To the best of our knowledge, this is the first report assessing the changes of lung diffusion capacity in relation to swimming training. We show a consistent slight decrease in DLCO (−2.5%) after swimming exercise, along 207 pre- to post-comparative evaluations. Some studies have already shown that lung diffusion is reduced after exercise in land-based athletes4,5 leading to the speculation that exercise could trigger interstitial pulmonary oedema, but the novelty of this case report is the follow-up analysis of swimming, an aquatic-based sport specifically associated to pulmonary oedema.6,7 The most important finding is the large inter-individual variability in the response of DLCO to swim training along the follow-up. Fig. 1 shows individual change in DLCO post-training. We show a decrement in averaged DLCO (x¯DLCO) in 17 of 21 participants along the 10 training sessions evaluated. Large inter-individual differences in x¯DLCO are also showed after swimming exercise, including 6 subjects showing a large decrease (−5.6–11.2%), 11 subjects with a small decrease (−0.4–3.1%) and 4 subjects showing a slight increase (+1.3–2.2%). Therefore, at least 6 of 21 participants of the study suffer a post-training diffusion limitation consistently more pronounced than the repeatability of DLCO in healthy adults (±3.1%).12

Several causes has been proposed to explain this decrease, including the redistribution of central blood volume to peripheral areas13 and the development of an exercise-induced pulmonary oedema.4 Beside, the changes in Hb during training were not considered, which could account to some extent for the differences in DLCO after training.

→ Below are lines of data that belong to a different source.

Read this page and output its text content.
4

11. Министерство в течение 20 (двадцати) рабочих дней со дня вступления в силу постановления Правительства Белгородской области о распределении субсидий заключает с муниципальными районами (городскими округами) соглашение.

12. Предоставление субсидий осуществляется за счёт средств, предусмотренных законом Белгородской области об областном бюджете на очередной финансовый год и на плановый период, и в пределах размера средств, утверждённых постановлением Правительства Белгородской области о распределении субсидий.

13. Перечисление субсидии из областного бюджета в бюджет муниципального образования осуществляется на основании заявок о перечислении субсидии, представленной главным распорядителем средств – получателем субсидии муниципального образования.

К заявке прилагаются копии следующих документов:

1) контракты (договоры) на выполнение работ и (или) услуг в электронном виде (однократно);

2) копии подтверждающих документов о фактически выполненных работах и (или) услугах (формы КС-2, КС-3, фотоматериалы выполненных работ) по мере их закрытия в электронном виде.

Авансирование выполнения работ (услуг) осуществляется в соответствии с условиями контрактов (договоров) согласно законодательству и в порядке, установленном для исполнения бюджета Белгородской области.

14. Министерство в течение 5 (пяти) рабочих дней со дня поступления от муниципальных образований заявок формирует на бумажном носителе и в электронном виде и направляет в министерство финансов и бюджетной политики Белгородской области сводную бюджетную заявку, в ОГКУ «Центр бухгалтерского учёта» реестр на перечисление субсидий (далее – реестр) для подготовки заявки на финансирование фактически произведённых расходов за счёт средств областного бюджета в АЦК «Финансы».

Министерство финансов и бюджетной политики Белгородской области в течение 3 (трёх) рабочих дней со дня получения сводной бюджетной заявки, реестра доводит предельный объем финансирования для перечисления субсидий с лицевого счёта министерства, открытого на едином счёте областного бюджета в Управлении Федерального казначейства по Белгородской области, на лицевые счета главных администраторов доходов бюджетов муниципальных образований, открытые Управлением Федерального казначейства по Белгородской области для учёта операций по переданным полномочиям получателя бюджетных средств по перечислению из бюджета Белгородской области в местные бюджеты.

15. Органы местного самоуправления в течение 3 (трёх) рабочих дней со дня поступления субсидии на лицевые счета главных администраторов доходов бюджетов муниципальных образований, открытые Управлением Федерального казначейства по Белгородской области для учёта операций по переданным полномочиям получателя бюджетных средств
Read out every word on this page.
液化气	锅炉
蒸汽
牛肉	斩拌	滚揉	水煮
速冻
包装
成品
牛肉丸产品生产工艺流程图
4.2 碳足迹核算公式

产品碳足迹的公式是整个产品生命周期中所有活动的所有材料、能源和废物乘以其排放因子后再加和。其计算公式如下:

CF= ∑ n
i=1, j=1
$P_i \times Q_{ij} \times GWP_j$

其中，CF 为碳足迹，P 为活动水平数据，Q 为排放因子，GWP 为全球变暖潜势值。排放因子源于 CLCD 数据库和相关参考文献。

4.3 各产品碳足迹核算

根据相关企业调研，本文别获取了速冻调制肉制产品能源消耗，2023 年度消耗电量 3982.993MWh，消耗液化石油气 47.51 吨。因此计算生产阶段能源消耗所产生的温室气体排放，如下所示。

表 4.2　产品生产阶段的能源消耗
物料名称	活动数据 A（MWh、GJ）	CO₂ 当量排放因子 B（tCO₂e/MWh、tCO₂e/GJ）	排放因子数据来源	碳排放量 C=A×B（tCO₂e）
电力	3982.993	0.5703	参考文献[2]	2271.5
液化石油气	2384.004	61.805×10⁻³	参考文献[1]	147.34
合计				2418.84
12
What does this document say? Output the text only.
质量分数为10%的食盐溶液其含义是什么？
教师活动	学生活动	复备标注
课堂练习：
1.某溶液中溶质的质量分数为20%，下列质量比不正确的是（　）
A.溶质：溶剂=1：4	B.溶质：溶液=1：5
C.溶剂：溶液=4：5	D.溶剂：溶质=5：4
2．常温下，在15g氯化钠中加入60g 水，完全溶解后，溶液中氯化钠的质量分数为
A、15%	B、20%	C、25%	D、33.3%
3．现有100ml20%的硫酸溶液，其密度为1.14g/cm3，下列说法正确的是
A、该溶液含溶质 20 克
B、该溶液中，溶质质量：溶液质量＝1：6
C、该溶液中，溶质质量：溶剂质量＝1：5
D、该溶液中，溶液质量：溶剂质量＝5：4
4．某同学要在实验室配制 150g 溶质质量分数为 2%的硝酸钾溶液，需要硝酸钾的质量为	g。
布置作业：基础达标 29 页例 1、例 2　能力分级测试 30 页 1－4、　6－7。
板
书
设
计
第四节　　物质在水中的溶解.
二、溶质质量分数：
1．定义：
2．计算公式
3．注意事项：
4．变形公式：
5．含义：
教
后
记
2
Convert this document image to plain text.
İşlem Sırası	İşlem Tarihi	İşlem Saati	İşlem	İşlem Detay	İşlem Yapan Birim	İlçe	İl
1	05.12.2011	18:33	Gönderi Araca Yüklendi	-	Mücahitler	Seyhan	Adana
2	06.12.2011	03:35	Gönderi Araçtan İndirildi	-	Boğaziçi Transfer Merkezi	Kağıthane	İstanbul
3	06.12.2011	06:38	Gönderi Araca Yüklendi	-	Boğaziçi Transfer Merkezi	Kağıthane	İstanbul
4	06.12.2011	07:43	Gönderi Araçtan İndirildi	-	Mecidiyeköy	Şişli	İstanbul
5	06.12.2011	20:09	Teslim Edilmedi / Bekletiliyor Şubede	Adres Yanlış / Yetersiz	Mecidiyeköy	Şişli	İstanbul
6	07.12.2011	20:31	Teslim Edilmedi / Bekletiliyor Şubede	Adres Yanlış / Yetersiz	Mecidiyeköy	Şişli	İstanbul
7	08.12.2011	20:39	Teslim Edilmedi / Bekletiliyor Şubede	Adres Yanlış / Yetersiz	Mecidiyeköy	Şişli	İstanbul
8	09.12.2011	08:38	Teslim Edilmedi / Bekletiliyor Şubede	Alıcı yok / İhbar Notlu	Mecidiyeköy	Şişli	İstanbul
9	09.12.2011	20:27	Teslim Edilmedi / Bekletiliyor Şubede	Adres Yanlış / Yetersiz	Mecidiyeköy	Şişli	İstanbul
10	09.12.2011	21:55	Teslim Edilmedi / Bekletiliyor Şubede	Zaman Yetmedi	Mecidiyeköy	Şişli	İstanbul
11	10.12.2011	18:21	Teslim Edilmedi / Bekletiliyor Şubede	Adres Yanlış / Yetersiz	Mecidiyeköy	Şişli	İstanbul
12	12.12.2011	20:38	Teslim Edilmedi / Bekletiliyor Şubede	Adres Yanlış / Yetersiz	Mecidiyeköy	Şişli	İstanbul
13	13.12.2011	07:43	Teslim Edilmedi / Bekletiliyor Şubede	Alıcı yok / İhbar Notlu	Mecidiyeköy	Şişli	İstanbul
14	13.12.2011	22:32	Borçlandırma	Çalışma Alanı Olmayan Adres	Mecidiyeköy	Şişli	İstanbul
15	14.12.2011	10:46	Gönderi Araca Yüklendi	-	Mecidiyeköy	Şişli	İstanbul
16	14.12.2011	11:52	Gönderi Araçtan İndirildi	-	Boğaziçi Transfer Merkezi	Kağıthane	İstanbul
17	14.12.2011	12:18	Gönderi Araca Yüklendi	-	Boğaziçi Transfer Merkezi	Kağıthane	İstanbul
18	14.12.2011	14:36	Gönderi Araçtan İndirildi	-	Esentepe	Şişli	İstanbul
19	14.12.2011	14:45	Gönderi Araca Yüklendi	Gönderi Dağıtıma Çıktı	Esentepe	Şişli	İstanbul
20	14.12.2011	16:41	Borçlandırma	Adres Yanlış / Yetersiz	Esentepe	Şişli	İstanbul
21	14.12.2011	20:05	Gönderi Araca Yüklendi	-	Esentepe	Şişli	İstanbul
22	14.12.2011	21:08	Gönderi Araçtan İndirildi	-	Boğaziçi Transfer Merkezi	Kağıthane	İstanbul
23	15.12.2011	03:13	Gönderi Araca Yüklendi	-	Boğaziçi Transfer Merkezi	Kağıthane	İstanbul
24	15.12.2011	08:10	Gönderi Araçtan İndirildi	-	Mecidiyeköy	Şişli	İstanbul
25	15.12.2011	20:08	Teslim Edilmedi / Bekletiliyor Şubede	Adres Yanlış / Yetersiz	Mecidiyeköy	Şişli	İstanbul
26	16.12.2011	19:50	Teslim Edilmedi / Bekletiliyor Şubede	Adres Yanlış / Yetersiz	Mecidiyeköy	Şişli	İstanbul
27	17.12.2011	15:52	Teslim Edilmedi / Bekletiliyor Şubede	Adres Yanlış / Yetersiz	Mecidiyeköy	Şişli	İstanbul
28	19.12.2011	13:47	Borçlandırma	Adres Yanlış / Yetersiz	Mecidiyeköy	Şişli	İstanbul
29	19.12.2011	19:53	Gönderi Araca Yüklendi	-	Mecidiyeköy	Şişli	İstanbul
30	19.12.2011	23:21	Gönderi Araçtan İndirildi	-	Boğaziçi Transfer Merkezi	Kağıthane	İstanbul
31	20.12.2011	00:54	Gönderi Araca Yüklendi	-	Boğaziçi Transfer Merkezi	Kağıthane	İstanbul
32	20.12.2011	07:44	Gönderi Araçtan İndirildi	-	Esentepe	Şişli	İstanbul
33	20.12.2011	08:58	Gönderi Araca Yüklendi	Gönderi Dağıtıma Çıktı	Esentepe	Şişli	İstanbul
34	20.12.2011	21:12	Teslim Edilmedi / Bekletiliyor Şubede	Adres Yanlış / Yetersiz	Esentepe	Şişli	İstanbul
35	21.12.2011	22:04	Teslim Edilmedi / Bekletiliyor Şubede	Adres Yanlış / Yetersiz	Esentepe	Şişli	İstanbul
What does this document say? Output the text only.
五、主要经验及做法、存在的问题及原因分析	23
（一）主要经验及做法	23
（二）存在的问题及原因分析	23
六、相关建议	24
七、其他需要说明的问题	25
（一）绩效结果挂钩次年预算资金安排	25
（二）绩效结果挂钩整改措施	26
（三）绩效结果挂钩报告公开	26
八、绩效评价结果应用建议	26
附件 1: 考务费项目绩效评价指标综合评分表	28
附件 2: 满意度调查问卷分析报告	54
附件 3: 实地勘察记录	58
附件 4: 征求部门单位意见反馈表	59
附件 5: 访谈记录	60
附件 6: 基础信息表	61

The first possible explanation is the redistribution of the blood flow to the peripheral tissues after the training through a significant redistribution of fluid shift from the thorax to the peripheral vascular space.13 In our study, we measured DLCO less than 10min after exercise and the decrease in DLCO occurs despite a slight increase in the alveolar volume after training, which conflict with this hypothesis. The second possible explanation is the presence of swimming-induced pulmonary oedema (SIPO) during exercise which has been related to the ultra-structural mechanical stress in the pulmonary capillaries under a condition of high pulmonary artery and capillary pressures14 such as swimming exercise. Currently there is no evidence as to why certain individuals are susceptible to SIPO, although symptoms normally resolve rapidly within 48h7 and do not provoke the development of clinically relevant pulmonary oedema which remains as a rare event.15

In summary, this study shows that swimmers experience subclinical decrease in lung diffusing capacity after training, although elite swimmers have larger lungs and higher diffusing capacity than the general population. Therefore, the swimming-induced decrement in DLCO is a transient phenomenon that does not lead to chronic impairment in pulmonary gas exchange. In fact, we suggest that the highly developed pulmonary function of the elite swimmers could be the result of repeated stress to the alveolar-capillary barrier during training. We also found large inter-individual variability, including some swimmers with a large decrease in lung diffusing capacity after exercise. Therefore, doctors and coaches should pay attention to the individual changes in alveolar-capillary diffusing capacity among elite swimmers exposed to highly demanding training regimes.